Wow so strange I read this, Ive been watching Senna clips all morning! My Dad got his copy last night. He rang me to say it is very emotional. He is the sole reason for my love of F1 and its never been the same since. Many happy day spent with dad on his knee watching Senna and Mansell slug it out. I think this says it all really - my favorite Senna clip. THE MASTER!!


----------



## ADW (Aug 8, 2010)

^^ WOW ^^ 

:thumb:


----------



## tzotzo (Nov 15, 2009)

In terms of aggressiveness the British guy named Mansell was the most fascinating f1 driver.
There are no words to describe Senna as a person, and that's what is more important to me. Even his biggest rival respected him the most.


----------



## theshrew (May 21, 2008)

Ive only seen part of the film and loved the part ive seen i will be buying the DVD the guy is my hero


----------



## Deano (Jul 7, 2006)

just watched this for the first time. Epic is the best word to use, both for the film and the driver it portrays. You think hamilton is persecuted by the FIA? wait til you watch the film.


----------



## VIPER (May 30, 2007)

Not seen it yet, but I'm going to. I'm old enough (just) to remember watching him race in his latter seasons with McLaren, and can recall _exactly_ where I was when he had his fatal crash.

Pity we never got to see him overcome the early difficulties of the Williams (he would have), and how he would have dealt with the upcoming charge of the then young Schumacher - would have been a fascinating rivallry.


----------



## IanG (Nov 21, 2007)

Got it for my birthday yesterday and just watched and it's a stunning piece of film and well worth a watch for anyone


----------



## andy665 (Nov 1, 2005)

Just finished watching it and must admit to having tears rolling down my cheeks. I followed him from when he first entered F1 and ca say that I watched every GP he competed in.

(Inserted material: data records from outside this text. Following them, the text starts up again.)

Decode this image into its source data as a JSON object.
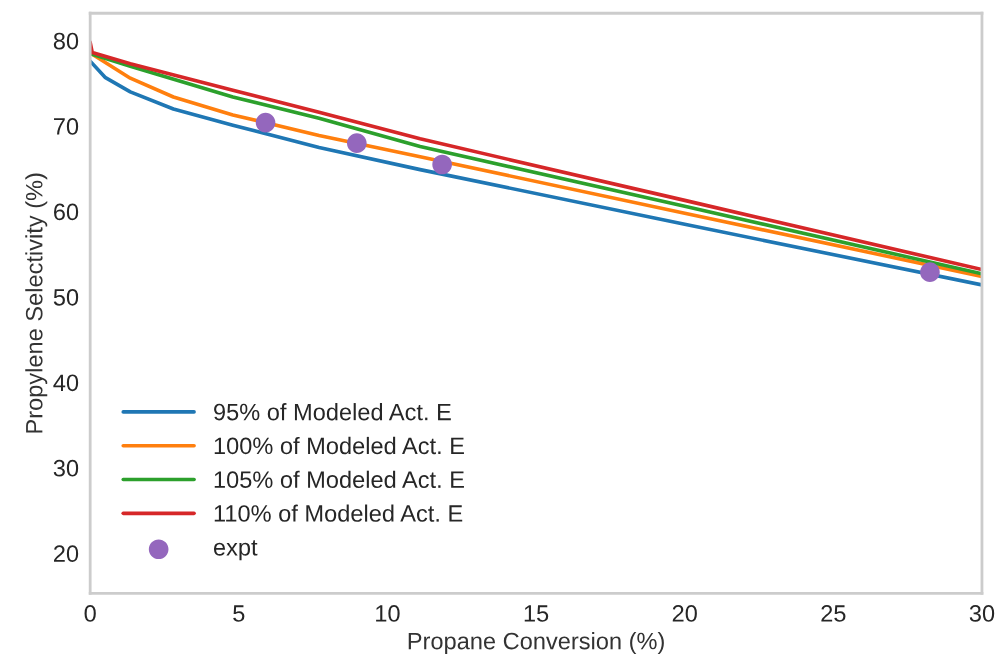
{
  "chart_data": {
    "type": "line",
    "xlabel": "Propane Conversion (%)",
    "ylabel": "Propylene Selectivity (%)",
    "xlim": [
      0,
      30
    ],
    "ylim": [
      15.3,
      83.2
    ],
    "xticks": [
      0,
      5,
      10,
      15,
      20,
      25,
      30
    ],
    "yticks": [
      20,
      30,
      40,
      50,
      60,
      70,
      80
    ],
    "grid": false,
    "legend": "bottom left",
    "series": [
      {
        "name": "95% of Modeled Act. E",
        "color": "#1f77b4",
        "x": [
          0,
          0.5,
          1.35,
          2.8,
          4.8,
          7.7,
          11.1,
          20,
          30
        ],
        "values": [
          77.6,
          75.7,
          74.0,
          72.0,
          70.1,
          67.5,
          64.9,
          58.5,
          51.4
        ]
      },
      {
        "name": "100% of Modeled Act. E",
        "color": "#ff7f0e",
        "x": [
          0.07,
          1.35,
          2.8,
          4.8,
          7.7,
          11.1,
          20,
          30
        ],
        "values": [
          78.4,
          75.6,
          73.4,
          71.3,
          68.9,
          66.4,
          59.8,
          52.4
        ]
      },
      {
        "name": "105% of Modeled Act. E",
        "color": "#2ca02c",
        "x": [
          0.07,
          1.35,
          4.8,
          7.7,
          11.1,
          20,
          30
        ],
        "values": [
          78.4,
          77.0,
          73.4,
          70.9,
          67.6,
          60.6,
          52.7
        ]
      },
      {
        "name": "110% of Modeled Act. E",
        "color": "#d62728",
        "x": [
          0,
          0.07,
          1.35,
          4.8,
          7.7,
          11.1,
          20,
          30
        ],
        "values": [
          79.8,
          78.6,
          77.3,
          74.2,
          71.6,
          68.5,
          61.3,
          53.2
        ]
      },
      {
        "name": "expt",
        "type": "scatter",
        "marker": "circle",
        "color": "#9467bd",
        "x": [
          5.9,
          8.97,
          11.84,
          28.25
        ],
        "values": [
          70.4,
          68.0,
          65.5,
          52.9
        ]
      }
    ]
  }
}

An incredibly complex, self-assured but humble person. Watching the footage of him before the race started at Imola it was if he knew what was coming - he looked uncomfortable and tense.

A superb film but felt a few things were missing:

1. The Donnington GP opening lap 
2. The 1988 Monaco GP where he drove what has been acknowledged as the closest there has ever been to the perfect lap
3. The image of him sitting on the wall at Imola that was used as the basis of the memorial to him at Imola
4. A mention of his race in a Mercedes 190 2.3-16 to celebrate the opening of the new Nurburgring 
5. A mention of the fact that Prost and Senna finally made their peace at Imola the weekend he died


----------